The paper provides observational evidence of wing polarization variations and tests a model based on the last scattering approximation, ruling out magnetic effects as the primary cause.

Findings

Model reproduces the wing polarization maxima and minima

Magnetic field effects cannot explain the observed variations

Local atmospheric inhomogeneities are likely responsible

Abstract

Polarization that is produced by coherent scattering can be modified by magnetic fields via the Hanle effect. According to standard theory the Hanle effect should only be operating in the Doppler core of spectral lines but not in the wings.

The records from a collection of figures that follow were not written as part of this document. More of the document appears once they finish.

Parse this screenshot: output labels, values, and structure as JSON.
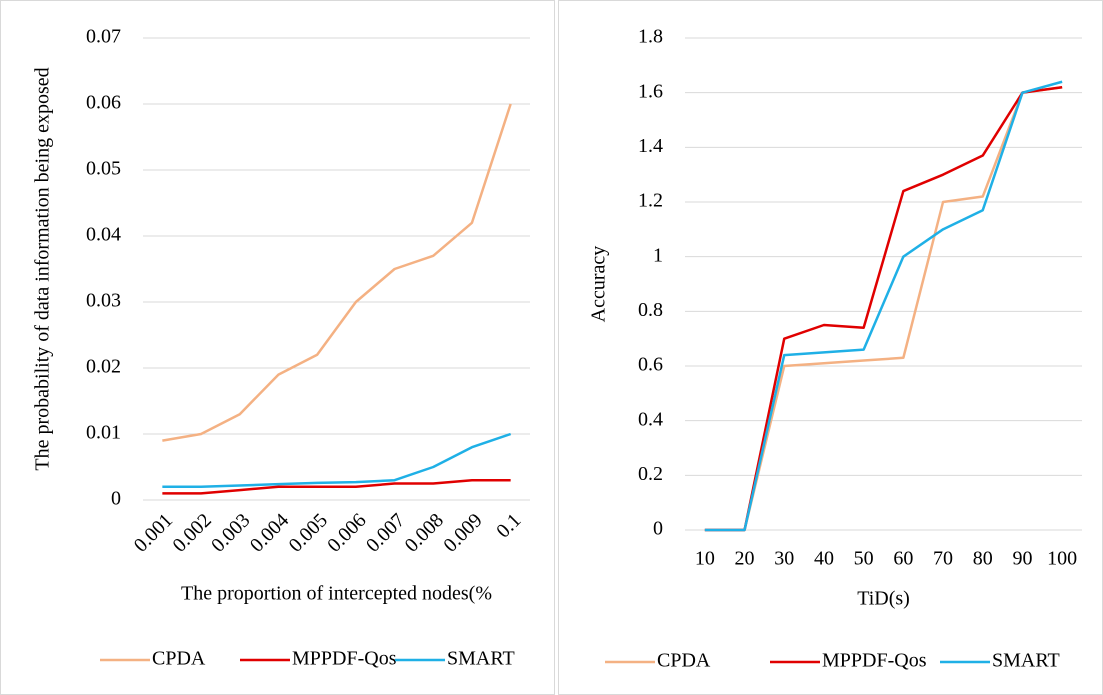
{
  "chart_data": [
    {
      "type": "line",
      "x_label": "The proportion of intercepted nodes(%",
      "y_label": "The probability of data information being exposed",
      "categories": [
        "0.001",
        "0.002",
        "0.003",
        "0.004",
        "0.005",
        "0.006",
        "0.007",
        "0.008",
        "0.009",
        "0.1"
      ],
      "series": [
        {
          "name": "CPDA",
          "color": "#f4b183",
          "values": [
            0.009,
            0.01,
            0.013,
            0.019,
            0.022,
            0.03,
            0.035,
            0.037,
            0.042,
            0.06
          ]
        },
        {
          "name": "MPPDF-Qos",
          "color": "#e00000",
          "values": [
            0.001,
            0.001,
            0.0015,
            0.002,
            0.002,
            0.002,
            0.0025,
            0.0025,
            0.003,
            0.003
          ]
        },
        {
          "name": "SMART",
          "color": "#1fb0e6",
          "values": [
            0.002,
            0.002,
            0.0022,
            0.0024,
            0.0026,
            0.0027,
            0.003,
            0.005,
            0.008,
            0.01
          ]
        }
      ],
      "ylim": [
        0,
        0.07
      ],
      "yticks": [
        0,
        0.01,
        0.02,
        0.03,
        0.04,
        0.05,
        0.06,
        0.07
      ],
      "grid": true,
      "legend": "bottom"
    },
    {
      "type": "line",
      "x_label": "TiD(s)",
      "y_label": "Accuracy",
      "categories": [
        "10",
        "20",
        "30",
        "40",
        "50",
        "60",
        "70",
        "80",
        "90",
        "100"
      ],
      "series": [
        {
          "name": "CPDA",
          "color": "#f4b183",
          "values": [
            0,
            0,
            0.6,
            0.61,
            0.62,
            0.63,
            1.2,
            1.22,
            1.6,
            1.62
          ]
        },
        {
          "name": "MPPDF-Qos",
          "color": "#e00000",
          "values": [
            0,
            0,
            0.7,
            0.75,
            0.74,
            1.24,
            1.3,
            1.37,
            1.6,
            1.62
          ]
        },
        {
          "name": "SMART",
          "color": "#1fb0e6",
          "values": [
            0,
            0,
            0.64,
            0.65,
            0.66,
            1.0,
            1.1,
            1.17,
            1.6,
            1.64
          ]
        }
      ],
      "ylim": [
        0,
        1.8
      ],
      "yticks": [
        0,
        0.2,
        0.4,
        0.6,
        0.8,
        1,
        1.2,
        1.4,
        1.6,
        1.8
      ],
      "grid": true,
      "legend": "bottom"
    }
  ]
}
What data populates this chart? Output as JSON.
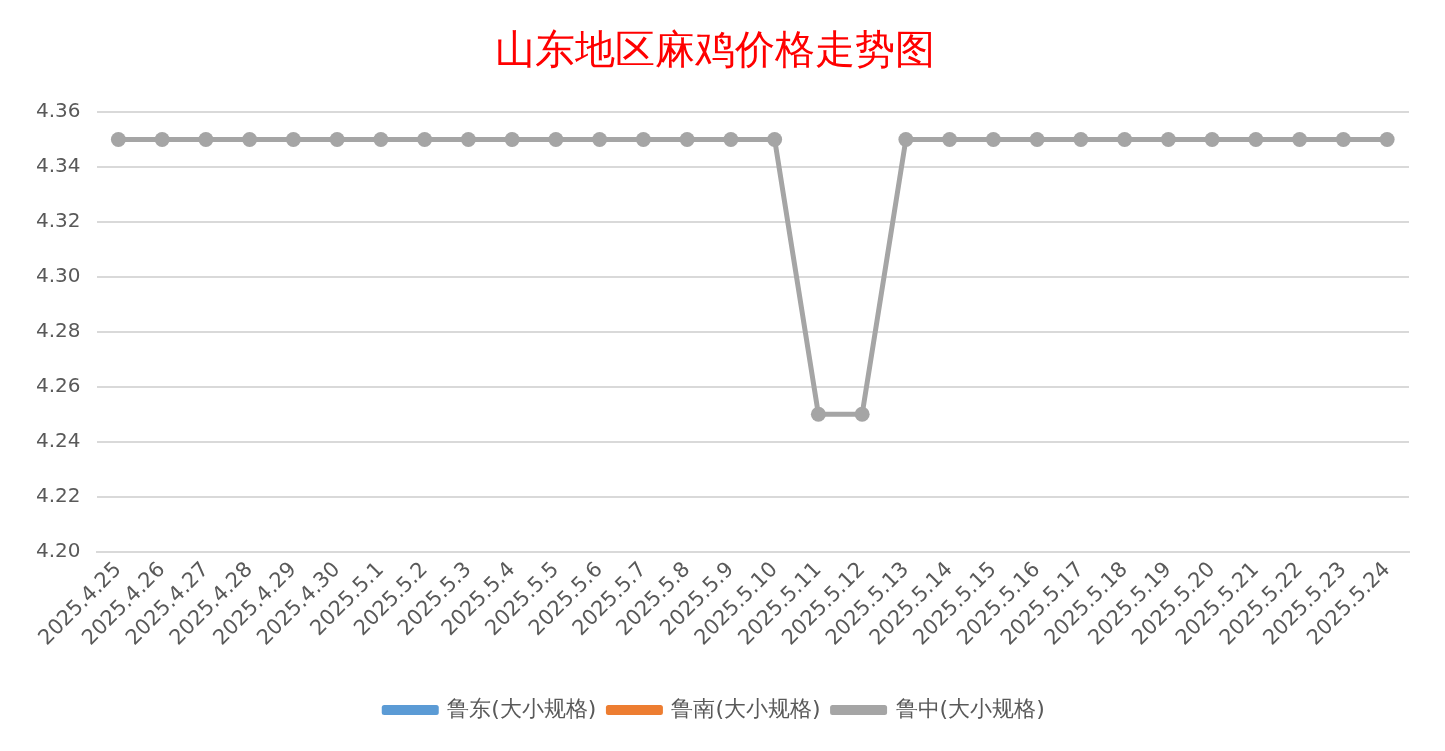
{
  "chart_data": {
    "type": "line",
    "title": "山东地区麻鸡价格走势图",
    "categories": [
      "2025.4.25",
      "2025.4.26",
      "2025.4.27",
      "2025.4.28",
      "2025.4.29",
      "2025.4.30",
      "2025.5.1",
      "2025.5.2",
      "2025.5.3",
      "2025.5.4",
      "2025.5.5",
      "2025.5.6",
      "2025.5.7",
      "2025.5.8",
      "2025.5.9",
      "2025.5.10",
      "2025.5.11",
      "2025.5.12",
      "2025.5.13",
      "2025.5.14",
      "2025.5.15",
      "2025.5.16",
      "2025.5.17",
      "2025.5.18",
      "2025.5.19",
      "2025.5.20",
      "2025.5.21",
      "2025.5.22",
      "2025.5.23",
      "2025.5.24"
    ],
    "series": [
      {
        "name": "鲁东(大小规格)",
        "color": "#5b9bd5",
        "values": [
          null,
          null,
          null,
          null,
          null,
          null,
          null,
          null,
          null,
          null,
          null,
          null,
          null,
          null,
          null,
          null,
          null,
          null,
          null,
          null,
          null,
          null,
          null,
          null,
          null,
          null,
          null,
          null,
          null,
          null
        ]
      },
      {
        "name": "鲁南(大小规格)",
        "color": "#ed7d31",
        "values": [
          null,
          null,
          null,
          null,
          null,
          null,
          null,
          null,
          null,
          null,
          null,
          null,
          null,
          null,
          null,
          null,
          null,
          null,
          null,
          null,
          null,
          null,
          null,
          null,
          null,
          null,
          null,
          null,
          null,
          null
        ]
      },
      {
        "name": "鲁中(大小规格)",
        "color": "#a5a5a5",
        "values": [
          4.35,
          4.35,
          4.35,
          4.35,
          4.35,
          4.35,
          4.35,
          4.35,
          4.35,
          4.35,
          4.35,
          4.35,
          4.35,
          4.35,
          4.35,
          4.35,
          4.25,
          4.25,
          4.35,
          4.35,
          4.35,
          4.35,
          4.35,
          4.35,
          4.35,
          4.35,
          4.35,
          4.35,
          4.35,
          4.35
        ]
      }
    ],
    "ylim": [
      4.2,
      4.36
    ],
    "yticks": [
      {
        "value": 4.2,
        "label": "4.20"
      },
      4.22,
      4.24,
      4.26,
      4.28,
      {
        "value": 4.3,
        "label": "4.30"
      },
      4.32,
      4.34,
      4.36
    ],
    "grid": "y",
    "legend": "bottom",
    "marker": "circle"
  }
}
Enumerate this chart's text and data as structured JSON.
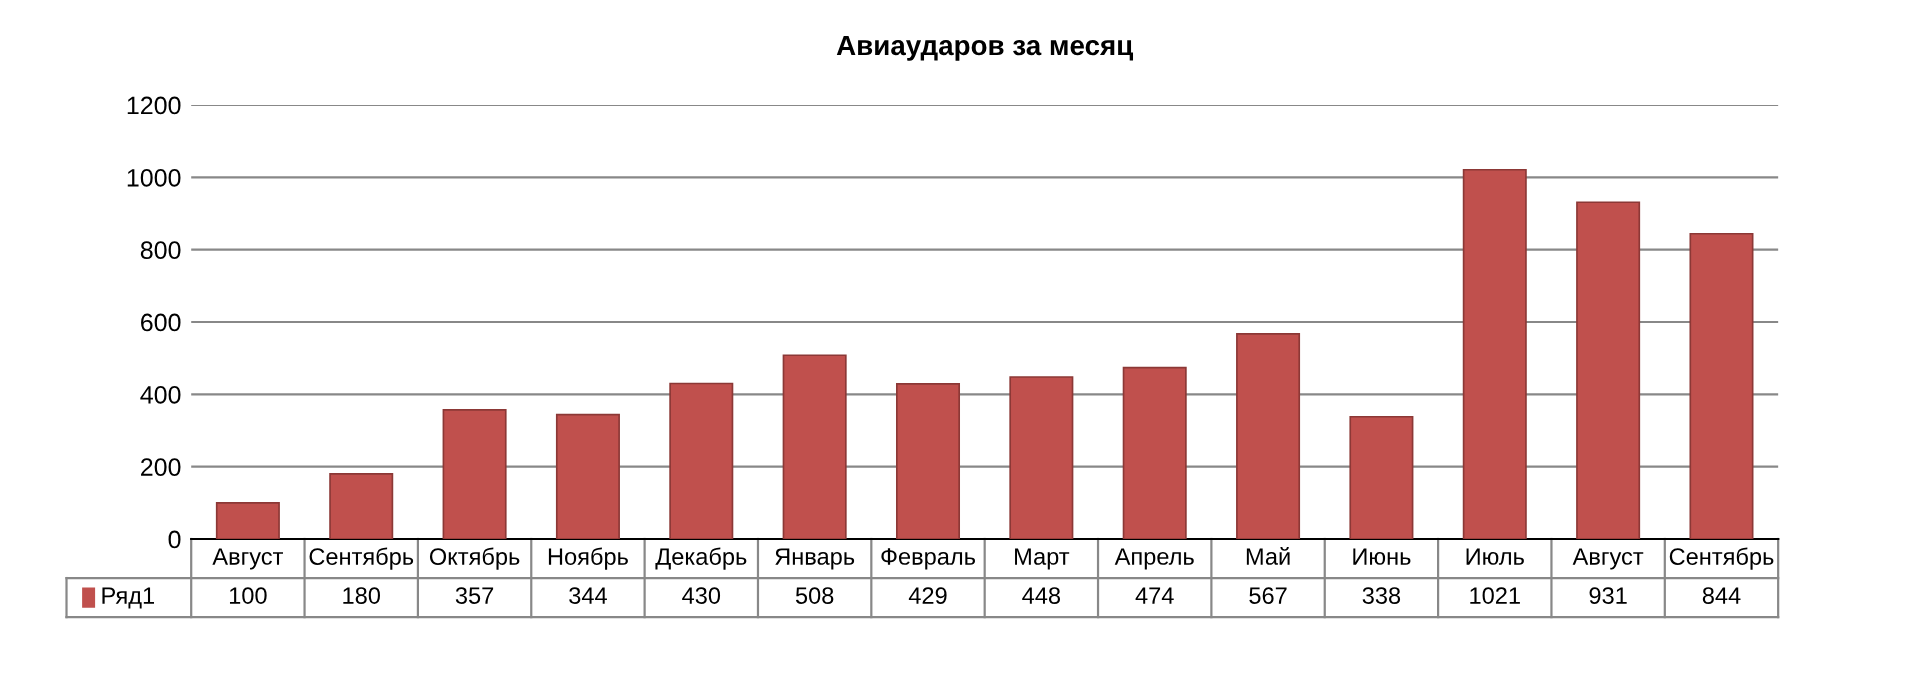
{
  "chart_data": {
    "type": "bar",
    "title": "Авиаударов за месяц",
    "categories": [
      "Август",
      "Сентябрь",
      "Октябрь",
      "Ноябрь",
      "Декабрь",
      "Январь",
      "Февраль",
      "Март",
      "Апрель",
      "Май",
      "Июнь",
      "Июль",
      "Август",
      "Сентябрь"
    ],
    "series": [
      {
        "name": "Ряд1",
        "color": "#c0504d",
        "values": [
          100,
          180,
          357,
          344,
          430,
          508,
          429,
          448,
          474,
          567,
          338,
          1021,
          931,
          844
        ]
      }
    ],
    "ylim": [
      0,
      1200
    ],
    "yticks": [
      0,
      200,
      400,
      600,
      800,
      1000,
      1200
    ],
    "grid": "y",
    "data_labels": true
  }
}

In contrast, our observations of the scattering polarization in the Ca {\sc i} 4227 \AA line reveals the existence of spatial variations of the scattering polarization throughout the far line wings. This raises the question whether the observed spatial variations in wing polarization have a magnetic or non-magnetic origin. A magnetic origin may be possible if elastic collisions are able to cause sufficient frequency redistribution to make the Hanle effect effective in the wings without causing excessive collisional depolarization, as suggested by recent theories for partial frequency redistribution with coherent scattering in magnetic fields. To model the wing polarization we apply an extended version of the technique based on the "last scattering approximation". This model is highly successful in reproducing the observed Stokes $Q/I$ polarization (linear polarization parallel to the nearest solar limb), including the location of the wing polarization maxima and the minima around the Doppler core, but it fails to reproduce the observed spatial variations of the wing polarization in terms of magnetic field effects with frequency redistribution. This null result points in the direction of a non-magnetic origin in terms of local inhomogeneities (varying collisional depolarization, radiation-field anisotropies, and deviations from a plane-parallel atmospheric stratification).